Dan Bickley of the Arizona Republic says Cardinals coach Ken Whisenhunt deserves a pay raise with three years remaining on his contract. Team president Michael Bidwill: "As an organization, you want to be fair and consistent. And we want to be mindful of what we've said to the players. We've told them that we'll address contract extensions at the proper time, and we've suggested that two or three years [out] may be too early. Look, there's a downside to doing it too early, and a downside to waiting too long. But in Ken's contract, we anticipated success. I believed from the very beginning that he'd be a good coach, and in many ways, we've addressed that on the front end of his contract with escalators and bonuses."
Darren Urban of azcardinals.com leads his Cardinals notebook by suggesting Wells can't afford to miss time with an injury.
Danny O'Neil of the Seattle Times explains the Seahawks' thinking in moving Cory Redding into the lineup at left end. He also says receiver Courtney Taylor has looked good so far. I've seen lots of receivers start quickly in camp, only to fade away. Can Taylor sustain it?
Also from O'Neil: The Seahawks' new blocking scheme favors interchangeable linemen.
Clare Farnsworth of seahawks.com provides notes from Saturday practices. The team used at least seven combinations on its offensive line.
Also from Farnsworth: catching up with Walter Jones.
Steve Kelley of the Seattle Times says Julius Jones likes the team's one-cut-and-go running style. Jones said he didn't get a chance to show his true abilities last season. He voiced similar complaints upon leaving the Cowboys. If Jones can't become the main man on a team featuring T.J. Duckett and Justin Forsett as alternatives, that one is on him.
Dave Boling of the Tacoma News Tribune describes the luxurious setting for Seahawks training camp at team headquarters on Lake Washington.
Eric D. Williams of the Tacoma News Tribune spoke with Sports Illustrated's Jim Trotter about the NFC West. Trotter is picking the Seahawks to win the division. He thinks the Cardinals could struggle in part because "a lot of times what happens to teams, particularly ones with young players, is when they [have] sudden success, the next year they'll struggle some, because they're used to being the hunted instead of the hunter. So it's not the players are any worse, it's just a different mindset." That could be. On the other hand, the Cardinals have the fourth-oldest roster in the league. Most of their top players are veterans.
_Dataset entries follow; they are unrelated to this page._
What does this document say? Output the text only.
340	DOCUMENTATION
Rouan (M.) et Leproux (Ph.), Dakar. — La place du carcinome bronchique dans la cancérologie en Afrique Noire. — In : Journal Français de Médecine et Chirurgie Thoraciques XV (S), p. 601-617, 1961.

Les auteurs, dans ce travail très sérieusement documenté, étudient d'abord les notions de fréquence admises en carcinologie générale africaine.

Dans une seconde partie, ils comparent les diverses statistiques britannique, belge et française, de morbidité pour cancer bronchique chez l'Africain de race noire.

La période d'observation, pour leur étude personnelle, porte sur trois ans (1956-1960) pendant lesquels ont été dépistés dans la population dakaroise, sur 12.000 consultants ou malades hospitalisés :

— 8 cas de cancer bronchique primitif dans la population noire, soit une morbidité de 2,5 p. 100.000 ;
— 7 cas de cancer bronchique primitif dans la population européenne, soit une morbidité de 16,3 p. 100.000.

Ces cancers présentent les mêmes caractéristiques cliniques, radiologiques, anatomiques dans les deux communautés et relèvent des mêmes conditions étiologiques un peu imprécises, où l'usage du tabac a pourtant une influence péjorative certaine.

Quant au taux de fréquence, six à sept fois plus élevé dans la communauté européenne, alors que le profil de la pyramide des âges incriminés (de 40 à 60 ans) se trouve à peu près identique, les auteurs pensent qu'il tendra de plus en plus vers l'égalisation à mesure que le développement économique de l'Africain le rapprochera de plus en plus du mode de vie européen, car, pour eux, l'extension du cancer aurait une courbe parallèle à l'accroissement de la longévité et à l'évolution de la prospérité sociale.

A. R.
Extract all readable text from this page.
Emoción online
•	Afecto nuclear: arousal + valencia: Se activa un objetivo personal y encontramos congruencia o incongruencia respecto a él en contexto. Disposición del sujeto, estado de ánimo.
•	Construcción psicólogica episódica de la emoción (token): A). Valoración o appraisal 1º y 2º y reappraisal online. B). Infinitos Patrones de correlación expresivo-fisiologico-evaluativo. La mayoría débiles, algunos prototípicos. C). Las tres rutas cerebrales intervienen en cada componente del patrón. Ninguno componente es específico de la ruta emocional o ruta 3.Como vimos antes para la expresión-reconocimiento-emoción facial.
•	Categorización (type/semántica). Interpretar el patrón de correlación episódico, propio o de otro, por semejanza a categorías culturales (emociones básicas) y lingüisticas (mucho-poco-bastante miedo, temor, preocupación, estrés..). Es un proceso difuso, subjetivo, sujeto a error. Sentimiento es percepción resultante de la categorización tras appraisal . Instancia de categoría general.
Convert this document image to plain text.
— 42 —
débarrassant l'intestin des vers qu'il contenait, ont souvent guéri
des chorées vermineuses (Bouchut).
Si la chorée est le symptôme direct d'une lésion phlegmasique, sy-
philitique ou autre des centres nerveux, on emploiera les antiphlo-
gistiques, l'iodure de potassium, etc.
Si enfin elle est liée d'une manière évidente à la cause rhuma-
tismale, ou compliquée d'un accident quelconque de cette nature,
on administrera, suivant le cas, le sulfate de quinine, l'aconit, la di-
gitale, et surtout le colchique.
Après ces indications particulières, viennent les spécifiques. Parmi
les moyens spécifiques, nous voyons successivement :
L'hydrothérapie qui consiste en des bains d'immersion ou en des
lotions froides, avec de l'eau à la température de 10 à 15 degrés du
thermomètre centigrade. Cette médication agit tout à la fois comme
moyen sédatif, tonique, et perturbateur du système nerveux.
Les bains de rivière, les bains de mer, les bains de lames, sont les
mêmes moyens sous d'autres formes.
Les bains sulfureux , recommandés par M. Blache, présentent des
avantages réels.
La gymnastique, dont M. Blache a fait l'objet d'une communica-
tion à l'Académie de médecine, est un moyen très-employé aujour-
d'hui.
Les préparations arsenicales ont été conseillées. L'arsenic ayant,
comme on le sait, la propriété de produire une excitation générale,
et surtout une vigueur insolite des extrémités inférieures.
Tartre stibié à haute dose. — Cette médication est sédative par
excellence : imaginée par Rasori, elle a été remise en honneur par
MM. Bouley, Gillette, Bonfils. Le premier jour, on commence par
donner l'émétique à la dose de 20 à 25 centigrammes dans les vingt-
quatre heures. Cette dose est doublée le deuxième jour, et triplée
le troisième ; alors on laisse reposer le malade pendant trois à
Also from Williams: The Seahawks think left guard is Rob Sims' natural position. Early reports suggest Sims appears ready to rejoin the upward trajectory his career enjoyed during the final weeks of his rookie season (2006).
More from Williams: T.J. Houshmandzadeh continues to excel in red zone drills.
Still more from Williams: Nate Burleson is having a good camp for Seattle following knee surgery.